Le Musée Décapité

Sep 3rd – 28th, 2010
Sies + Höke, Düsseldorf

Copyright Sies + Höke, Düsseldorf; Photo Achim Kukulies, Düsseldorf
Copyright Sies + Höke, Düsseldorf; Photo Achim Kukulies, Düsseldorf
Copyright Sies + Höke, Düsseldorf; Photo Achim Kukulies, Düsseldorf
Copyright Sies + Höke, Düsseldorf; Photo Achim Kukulies, Düsseldorf
Copyright Sies + Höke, Düsseldorf; Photo Achim Kukulies, Düsseldorf
Copyright Sies + Höke, Düsseldorf; Photo Achim Kukulies, Düsseldorf

Etienne Chambaud:

In Le Musée Décapité I pursue my work on written objects, i.e. objects that I consider as always and already written and which constantly summon their literary and historical other, while exposing themselves through the dual motif of severance and accumulation, since the language strata that form them inevitably fall back into muteness, a regime of separation and misunderstanding which is also that of the intertext and interpretation. Thus the exhibition is primarily the place of their exclusion.

Le Musée Décapité summons two bachelor machines, whose destinies are both historically parallel and literarily undissociable: the museum and the guillotine.

Besides this text – a scriptural prosthesis which only consists of notes towards its future writing -, Le Musée Décapité is a literary exhibition without language, or where language only persists through its very effacement: therefore, an exhibition of written objects.
These notes are couched here in the fake and deceptive form of a rough draft. This draft presents itself as an illusion, the illusion of allowing access to or of laying bare its project, although this gesture of laying bare does not mean a return to some lost origin or veiled pantheon, but rather an unclothing of the theater of the outside. A work stemming from illusion, the only way of “making truth out of error”.

1792-1793: “The first museum in the modern sense (that is to say, the first public collection) … was established … in France by the Convention.
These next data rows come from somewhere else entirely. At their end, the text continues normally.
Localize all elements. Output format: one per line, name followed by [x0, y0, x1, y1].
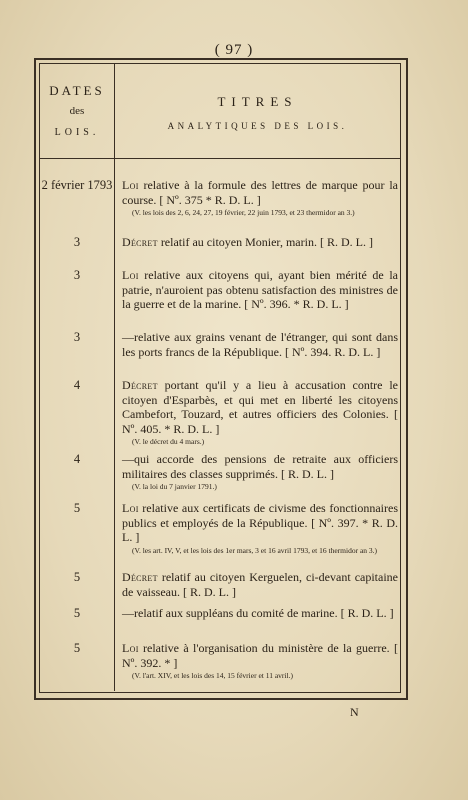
- entry-text: relative à l'organisation du ministère de la guerre. [ Nº. 392. * ]: [122, 641, 398, 670]
- page-number: ( 97 ): [214, 42, 254, 58]
- entry-title: [122, 330, 398, 359]
- entry-text: relative aux citoyens qui, ayant bien mérité de la patrie, n'auroient pas obtenu satisfaction des ministres de la guerre et de la marine. [ Nº. 396. * R. D. L. ]: [122, 268, 398, 311]
- entry-title: [122, 378, 398, 446]
- entry-title: [122, 641, 398, 680]
- entry-title: [122, 235, 398, 250]
- entry-title: [122, 570, 398, 599]
- entry-date: 3: [73, 330, 81, 344]
- entry-note: (V. les art. IV, V, et les lois des 1er mars, 3 et 16 avril 1793, et 16 thermidor an 3.): [132, 545, 378, 555]
- entry-note: (V. la loi du 7 janvier 1791.): [132, 482, 217, 491]
- entry-date: 4: [73, 378, 81, 392]
- dates-header-line1: DATES: [49, 83, 105, 98]
- entry-date: 4: [73, 452, 81, 466]
- entry-lead: Loi: [122, 641, 139, 655]
- entry-date: 3: [73, 268, 81, 282]
- entry-note: (V. l'art. XIV, et les lois des 14, 15 février et 11 avril.): [132, 671, 293, 680]
- entry-date: 3: [73, 235, 81, 249]
- entry-lead: Loi: [122, 178, 139, 192]
- entry-title: [122, 501, 398, 555]
- entry-text: relatif au citoyen Kerguelen, ci-devant capitaine de vaisseau. [ R. D. L. ]: [122, 570, 398, 599]
- entry-date: 5: [73, 641, 81, 655]
- entry-title: [122, 268, 398, 312]
- entry-text: relatif au citoyen Monier, marin. [ R. D. L. ]: [157, 235, 373, 249]
- entry-date: 2 février 1793: [41, 178, 113, 192]
- entry-title: [122, 178, 398, 217]
- entry-lead: Loi: [122, 501, 139, 515]
- entry-lead: Décret: [122, 570, 158, 584]
- entry-text: —relatif aux suppléans du comité de marine. [ R. D. L. ]: [122, 606, 394, 620]
- entry-date: 5: [73, 570, 81, 584]
- entry-text: relative aux certificats de civisme des fonctionnaires publics et employés de la République. [ Nº. 397. * R. D. L. ]: [122, 501, 398, 544]
- entry-text: portant qu'il y a lieu à accusation contre le citoyen d'Esparbès, et qui met en liberté les citoyens Cambefort, Touzard, et autres officiers des Colonies. [ Nº. 405. * R. D. L. ]: [122, 378, 398, 436]
- titles-header-line2: ANALYTIQUES DES LOIS.: [167, 121, 348, 131]
- entry-date: 5: [73, 501, 81, 515]
- entry-lead: Décret: [122, 235, 158, 249]
- entry-lead: Décret: [122, 378, 158, 392]
- entry-text: —relative aux grains venant de l'étranger, qui sont dans les ports francs de la République. [ Nº. 394. R. D. L. ]: [122, 330, 398, 359]
- catchword: N: [350, 705, 359, 719]
- entry-title: [122, 606, 398, 621]
- dates-header-line3: LOIS.: [54, 127, 100, 138]
- titles-header-line1: TITRES: [217, 94, 298, 109]
- entry-text: relative à la formule des lettres de marque pour la course. [ Nº. 375 * R. D. L. ]: [122, 178, 398, 207]
- entry-title: [122, 452, 398, 491]
- entry-date: 5: [73, 606, 81, 620]
- entry-note: (V. le décret du 4 mars.): [132, 437, 205, 446]
- entry-text: —qui accorde des pensions de retraite aux officiers militaires des classes supprimés. [ R. D. L. ]: [122, 452, 398, 481]
- dates-header-line2: des: [69, 105, 85, 117]
- titles-column-header: [115, 94, 400, 131]
- header-rule: [39, 158, 400, 159]
- dates-column-header: [40, 80, 114, 143]
- entry-note: (V. les lois des 2, 6, 24, 27, 19 février, 22 juin 1793, et 23 thermidor an 3.): [132, 208, 355, 217]
- entry-lead: Loi: [122, 268, 139, 282]
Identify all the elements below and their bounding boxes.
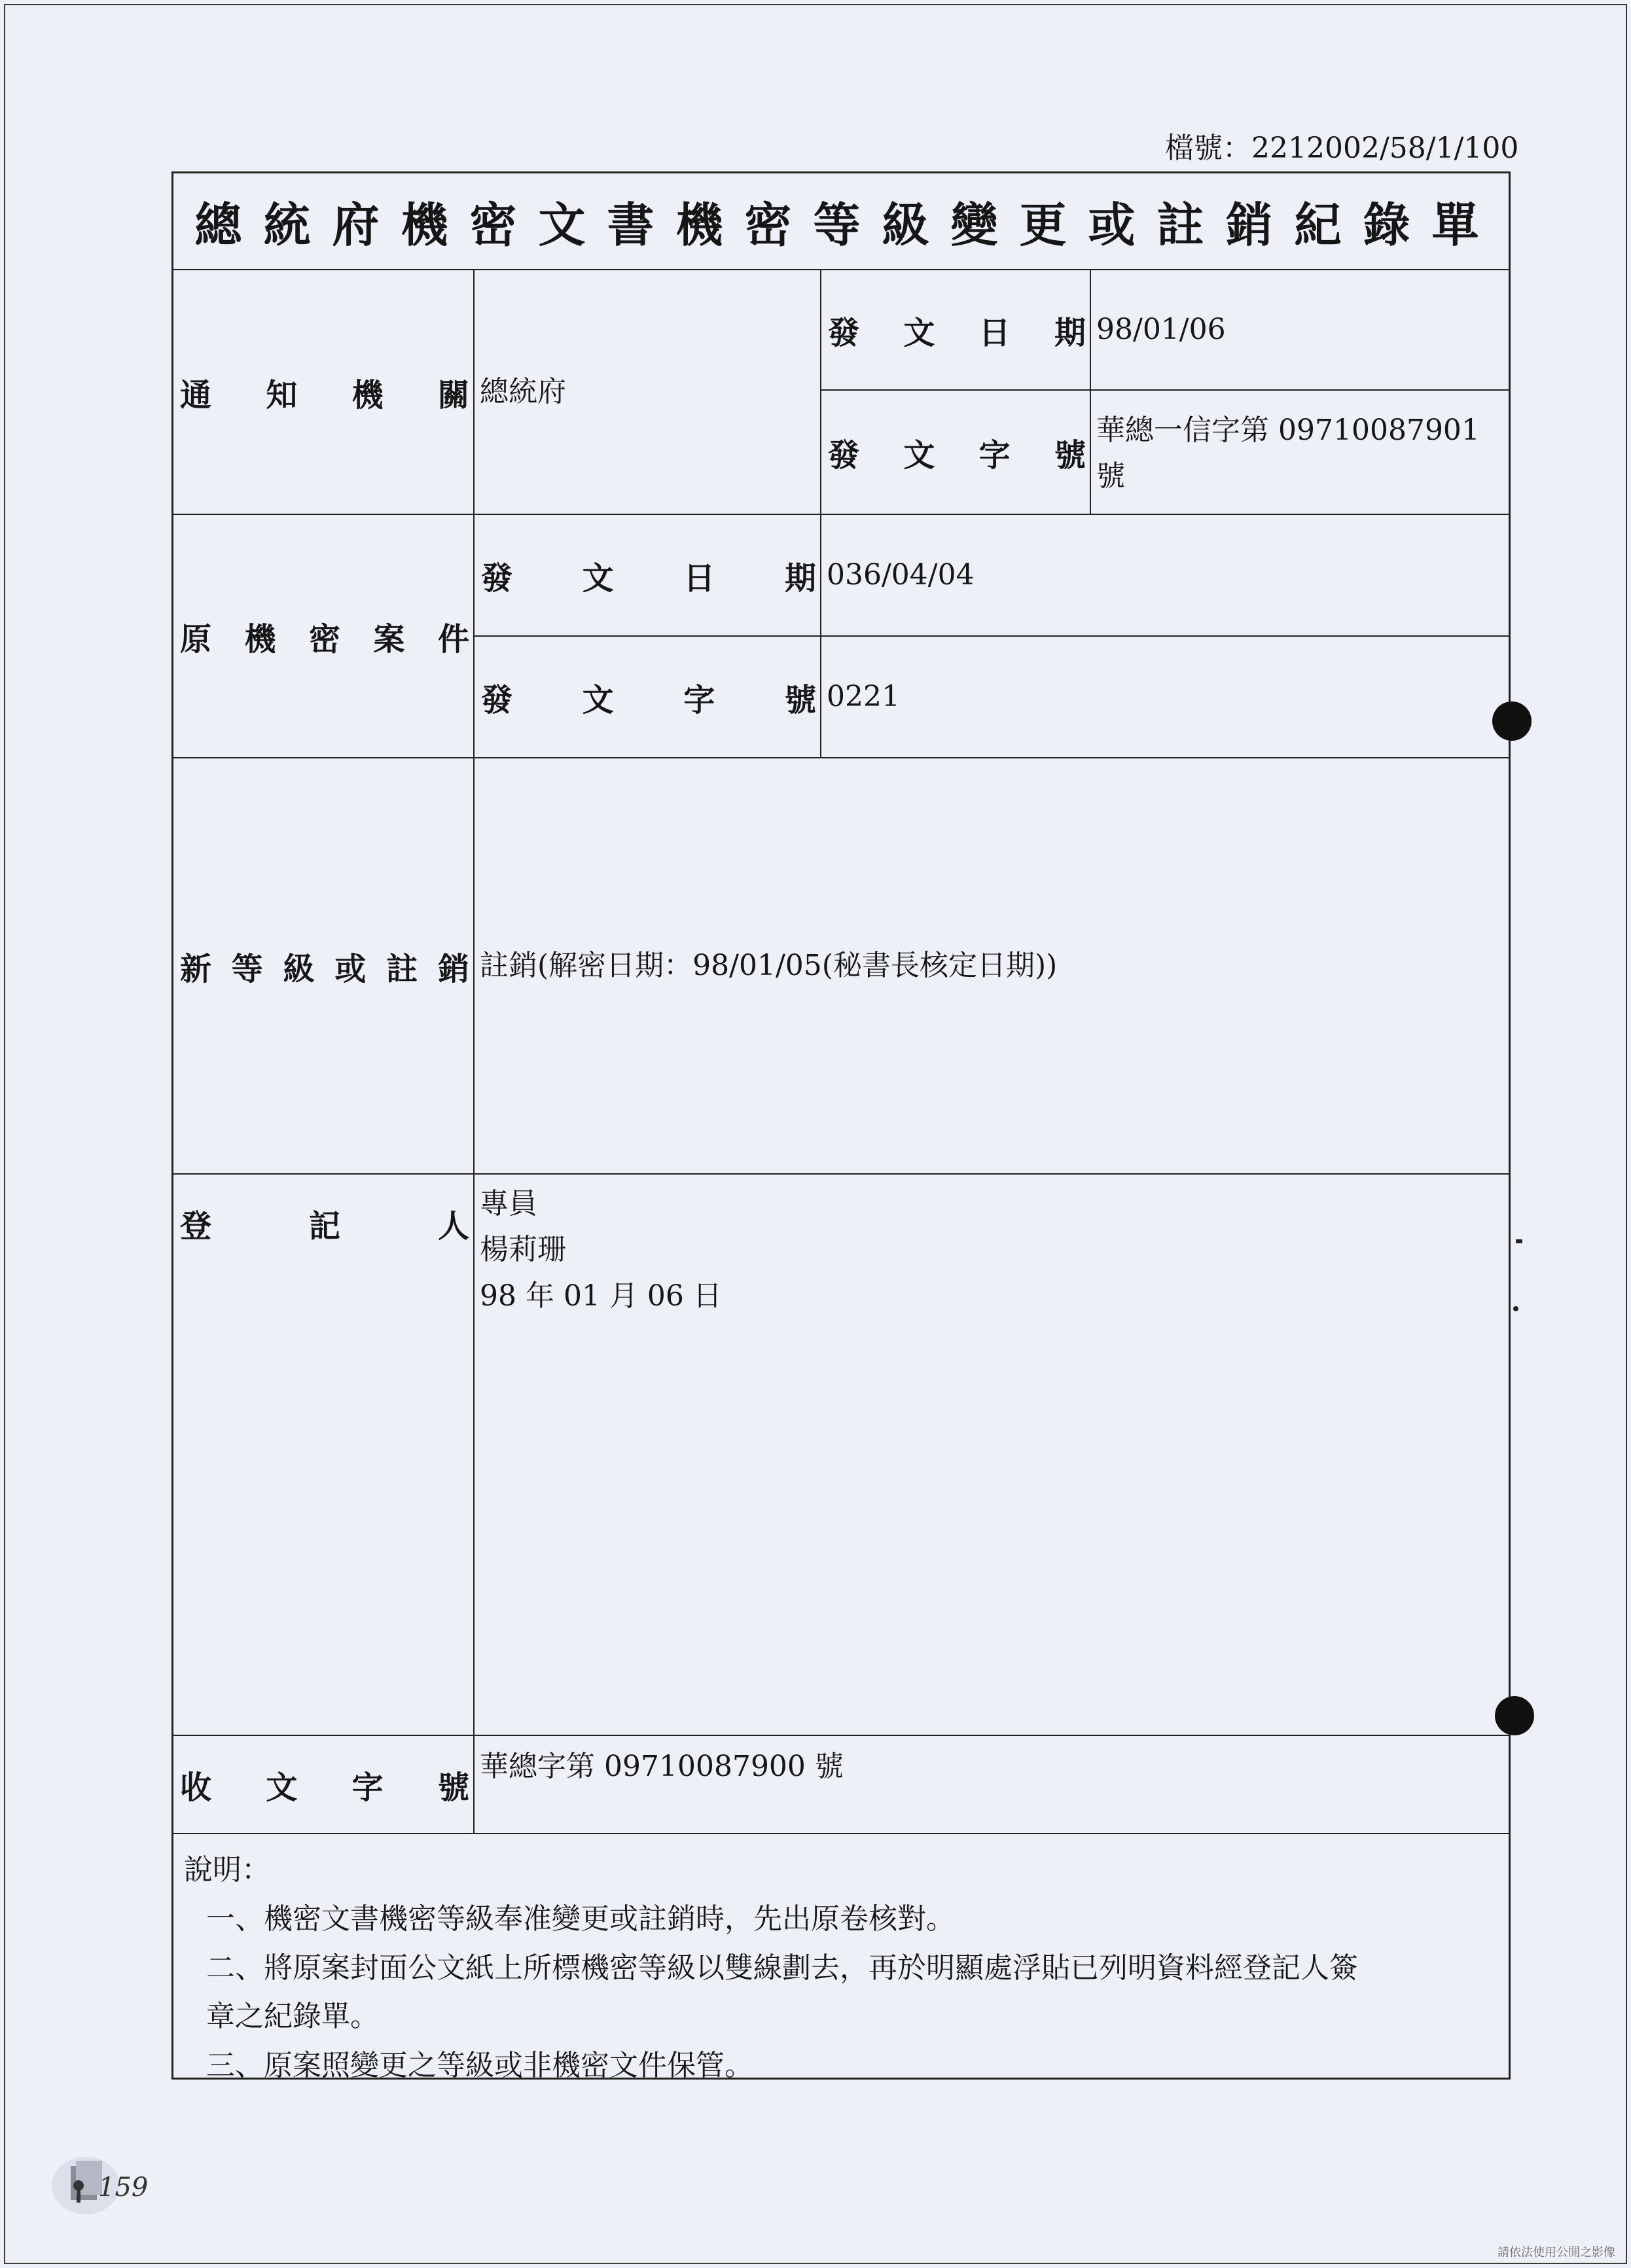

Therefore the origins of the modern museum would be linked to the development of the guillotine.” The era of Terror.

1977: The whole ceremonial comes to an end with the last guillotine execution in France and the opening of Paris’ Centre Pompidou. Two bachelor machines now dissolve into a single one: the invention of the Postmodern Museum. The museum takes charge of the function of the guillotine. The era of reconciliation and recapitulation.

Each bachelor machine is an iconic structure made of two antagonistic models – one desiring and one mechanical – that produce intensive quantities of autoerotic pleasure, and carries within its own gleaming mechanisms the death of things recorded. (Here mechanical could be replaced by semantic.)

Dual Maidenhood

With the guillotine (nicknamed “The Widow”), executions become more democratic and the headsman or torturer becomes an executioner. No longer will people of noble extraction be decapitated with a sword (or an axe), robbers hanged, heretics burned, highwaymen tortured on the wheel, regicides quartered, or countefeiters scalded. Death is now heading towards democratisation (a process which, in the twentieth century, will find its climax with the invention of the monument to the unknown soldier).

The guillotine also gives rise to a new pictural genre: the portrait of guillotined people. First in engravings: the exhibition’s invitation card shows a detail of Custine’s bloody severed neck, as his head is held up to the crowd by the executioner who, like an anonymous Perseus presenting Polydectes with the head of Medusa, stupefies the crowd gathered around the guillotine and deludes himself that he is making this crowd a people. Then in photographs: in French, to be photographed was slang for to be guillotined. The assistant executioner whose duty was to make sure the head fell into the basket was called the Photographer. The guillotine is a photographic shutter or a “colossal easel1” that executes the portrait of condemned men and women (by the same token it invents anthropometrics or the figure of the traitor to social order).

And what about the museum that is now beheaded? “Do this machine and the objects it contains solely function on a literary level, i.e. in a play with the other that reads and carries them within itself? They are merely there, petrified in the perpetual present of national heritage, since they only exist as the condition of their textual “other”. In this landscape, the museum is a space without exits, an impasse: there is nothing but the text […] The ultimate moment of the execution is lacking, frozen in a suspension which conjures up all the words that were pronounced, all the dead and their specters, in a language that is supported (but no longer sustained) by the infinite present of mineralization […] A fable: without power.